Pentagon Orders Comprehensive Review of Anthrax Lab Work

Live anthrax shipment may have been sent to Australia in 2008.

— -- The Pentagon has ordered a comprehensive review of its laboratory facilities that handle anthrax after finding more labs in the United States that may have mistakenly received live anthrax, U.S. officials said.

Any laboratories that may have received inactive anthrax samples from the Pentagon in the past have also been advised to stop working with those samples until they get more instruction from the Defense Department and the U.S. Centers for Disease Control and Prevention.

"As of now, 24 laboratories in 11 states and two foreign countries are believed to have received suspect samples," the Pentagon said in statement this evening.

Officials are trying to determine what institutions in Australia received the possibly live anthrax and its whereabouts.

In light of the new information Deputy Secretary of Defense Robert Work ordered “a comprehensive review of DoD laboratory procedures, processes, and protocols associated with inactivating spore-forming anthrax."

He also ordered all military laboratories that have anthrax materials “to test all previously inactivated spore-forming anthrax in the inventory.”

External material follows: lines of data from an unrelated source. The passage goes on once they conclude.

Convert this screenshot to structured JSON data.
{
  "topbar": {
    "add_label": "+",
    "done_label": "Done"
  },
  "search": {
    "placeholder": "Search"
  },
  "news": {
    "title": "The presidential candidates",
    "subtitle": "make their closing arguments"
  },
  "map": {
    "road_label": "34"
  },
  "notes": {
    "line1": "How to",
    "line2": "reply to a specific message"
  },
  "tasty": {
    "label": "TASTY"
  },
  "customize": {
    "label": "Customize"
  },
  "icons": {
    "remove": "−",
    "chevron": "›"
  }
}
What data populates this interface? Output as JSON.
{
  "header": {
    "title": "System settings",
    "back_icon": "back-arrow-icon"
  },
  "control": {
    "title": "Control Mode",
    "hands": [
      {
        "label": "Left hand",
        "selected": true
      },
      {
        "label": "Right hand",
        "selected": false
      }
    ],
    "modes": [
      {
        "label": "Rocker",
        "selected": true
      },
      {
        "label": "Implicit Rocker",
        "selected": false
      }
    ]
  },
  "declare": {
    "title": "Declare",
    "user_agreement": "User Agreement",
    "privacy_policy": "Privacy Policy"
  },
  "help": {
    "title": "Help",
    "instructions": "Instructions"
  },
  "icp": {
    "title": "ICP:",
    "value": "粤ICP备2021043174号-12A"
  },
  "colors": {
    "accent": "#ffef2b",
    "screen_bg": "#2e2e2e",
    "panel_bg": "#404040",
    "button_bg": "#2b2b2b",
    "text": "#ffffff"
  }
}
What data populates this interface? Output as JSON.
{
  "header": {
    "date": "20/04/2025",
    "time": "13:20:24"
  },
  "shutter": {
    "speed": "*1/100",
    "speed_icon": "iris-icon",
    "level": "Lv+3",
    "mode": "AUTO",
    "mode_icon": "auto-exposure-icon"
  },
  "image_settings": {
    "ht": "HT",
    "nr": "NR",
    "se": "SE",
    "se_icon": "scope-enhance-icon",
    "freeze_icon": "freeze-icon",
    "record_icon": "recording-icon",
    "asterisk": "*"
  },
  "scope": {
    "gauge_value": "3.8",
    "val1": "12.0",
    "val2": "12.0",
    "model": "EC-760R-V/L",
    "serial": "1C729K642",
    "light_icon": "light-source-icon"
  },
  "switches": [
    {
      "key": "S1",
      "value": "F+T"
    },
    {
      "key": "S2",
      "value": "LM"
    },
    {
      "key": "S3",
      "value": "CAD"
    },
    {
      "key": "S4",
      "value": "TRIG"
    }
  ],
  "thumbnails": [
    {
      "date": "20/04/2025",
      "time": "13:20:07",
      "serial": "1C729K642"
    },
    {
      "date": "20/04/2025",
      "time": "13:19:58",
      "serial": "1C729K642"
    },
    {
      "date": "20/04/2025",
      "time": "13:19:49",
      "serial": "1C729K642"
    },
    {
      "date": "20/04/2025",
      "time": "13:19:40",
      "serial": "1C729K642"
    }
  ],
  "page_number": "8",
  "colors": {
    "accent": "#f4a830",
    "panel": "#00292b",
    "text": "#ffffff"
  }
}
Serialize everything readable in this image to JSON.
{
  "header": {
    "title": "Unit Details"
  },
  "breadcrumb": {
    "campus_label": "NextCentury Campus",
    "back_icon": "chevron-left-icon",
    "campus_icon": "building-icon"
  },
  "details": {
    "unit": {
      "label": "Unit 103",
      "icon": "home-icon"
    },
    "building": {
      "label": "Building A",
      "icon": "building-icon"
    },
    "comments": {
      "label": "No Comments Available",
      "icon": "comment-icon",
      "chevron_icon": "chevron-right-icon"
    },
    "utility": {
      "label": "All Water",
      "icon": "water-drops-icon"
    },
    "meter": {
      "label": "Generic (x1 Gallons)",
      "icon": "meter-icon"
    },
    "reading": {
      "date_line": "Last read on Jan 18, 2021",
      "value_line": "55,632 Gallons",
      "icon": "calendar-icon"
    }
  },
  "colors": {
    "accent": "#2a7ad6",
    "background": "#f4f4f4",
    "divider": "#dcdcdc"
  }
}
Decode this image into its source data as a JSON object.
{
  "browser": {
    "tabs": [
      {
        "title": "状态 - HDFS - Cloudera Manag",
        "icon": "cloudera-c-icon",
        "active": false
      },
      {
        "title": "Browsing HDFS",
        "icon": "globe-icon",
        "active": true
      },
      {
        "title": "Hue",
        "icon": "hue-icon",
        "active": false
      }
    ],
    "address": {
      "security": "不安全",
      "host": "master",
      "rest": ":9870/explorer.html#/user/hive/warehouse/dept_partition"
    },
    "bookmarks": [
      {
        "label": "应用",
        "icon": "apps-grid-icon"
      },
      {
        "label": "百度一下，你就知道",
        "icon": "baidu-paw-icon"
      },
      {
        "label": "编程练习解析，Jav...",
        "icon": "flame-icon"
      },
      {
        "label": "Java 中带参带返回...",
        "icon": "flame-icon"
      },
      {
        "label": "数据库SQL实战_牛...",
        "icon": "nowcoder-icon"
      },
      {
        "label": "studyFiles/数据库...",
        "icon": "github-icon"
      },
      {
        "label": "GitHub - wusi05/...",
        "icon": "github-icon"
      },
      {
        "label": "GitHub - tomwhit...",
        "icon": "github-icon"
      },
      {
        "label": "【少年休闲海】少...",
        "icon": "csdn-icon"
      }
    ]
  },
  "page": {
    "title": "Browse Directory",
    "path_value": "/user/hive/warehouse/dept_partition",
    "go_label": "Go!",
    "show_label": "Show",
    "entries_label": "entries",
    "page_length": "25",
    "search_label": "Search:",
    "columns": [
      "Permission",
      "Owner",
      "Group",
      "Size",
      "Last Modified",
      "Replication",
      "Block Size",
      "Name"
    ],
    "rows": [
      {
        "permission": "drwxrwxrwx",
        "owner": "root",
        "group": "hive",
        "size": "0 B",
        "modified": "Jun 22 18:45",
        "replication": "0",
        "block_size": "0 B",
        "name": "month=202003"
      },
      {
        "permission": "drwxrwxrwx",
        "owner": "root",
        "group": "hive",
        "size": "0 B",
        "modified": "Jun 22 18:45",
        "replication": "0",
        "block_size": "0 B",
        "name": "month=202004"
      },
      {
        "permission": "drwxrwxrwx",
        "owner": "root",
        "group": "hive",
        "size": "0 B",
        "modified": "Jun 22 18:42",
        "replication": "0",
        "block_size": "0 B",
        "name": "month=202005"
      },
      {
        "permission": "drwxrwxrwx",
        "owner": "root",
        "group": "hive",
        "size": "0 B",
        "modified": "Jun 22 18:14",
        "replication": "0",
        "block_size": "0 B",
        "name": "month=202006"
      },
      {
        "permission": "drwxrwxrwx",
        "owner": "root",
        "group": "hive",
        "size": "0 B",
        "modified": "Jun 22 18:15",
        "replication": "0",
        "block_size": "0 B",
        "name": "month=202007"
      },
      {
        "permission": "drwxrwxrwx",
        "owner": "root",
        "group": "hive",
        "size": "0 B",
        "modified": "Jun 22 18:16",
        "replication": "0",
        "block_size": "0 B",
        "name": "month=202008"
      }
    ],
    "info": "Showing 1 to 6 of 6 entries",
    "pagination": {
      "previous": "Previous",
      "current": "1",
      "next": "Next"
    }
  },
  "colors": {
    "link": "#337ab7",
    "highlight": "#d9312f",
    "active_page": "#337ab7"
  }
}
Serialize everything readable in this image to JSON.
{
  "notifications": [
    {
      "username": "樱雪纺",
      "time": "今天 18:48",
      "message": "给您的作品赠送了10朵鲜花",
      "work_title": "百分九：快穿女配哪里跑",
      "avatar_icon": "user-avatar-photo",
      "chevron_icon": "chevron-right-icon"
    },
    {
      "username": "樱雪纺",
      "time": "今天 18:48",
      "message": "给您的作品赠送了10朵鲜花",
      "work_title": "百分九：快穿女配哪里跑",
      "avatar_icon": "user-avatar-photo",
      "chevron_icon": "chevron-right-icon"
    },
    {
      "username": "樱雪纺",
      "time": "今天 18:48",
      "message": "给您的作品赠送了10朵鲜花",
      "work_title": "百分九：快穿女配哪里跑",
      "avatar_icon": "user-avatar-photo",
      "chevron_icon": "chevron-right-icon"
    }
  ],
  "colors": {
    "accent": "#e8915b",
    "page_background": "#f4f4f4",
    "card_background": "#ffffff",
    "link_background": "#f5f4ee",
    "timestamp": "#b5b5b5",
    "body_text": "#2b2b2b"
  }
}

All laboratories that may have received inactive anthrax from the Pentagon in the past have been advised to stop working with those samples until they receive further instruction from the Defense Department and the Centers for Disease Control.”

The laboratories have located their samples and sent them to the CDC for testing to determine if they too received live anthrax.

No workers who came into contact with the samples have exhibited any symptoms of anthrax infection, according to the Pentagon and the CDC.

However, as a protective measure, three lab workers in the United States and 22 military lab workers in South Korea are receiving antibiotic treatments, officials said.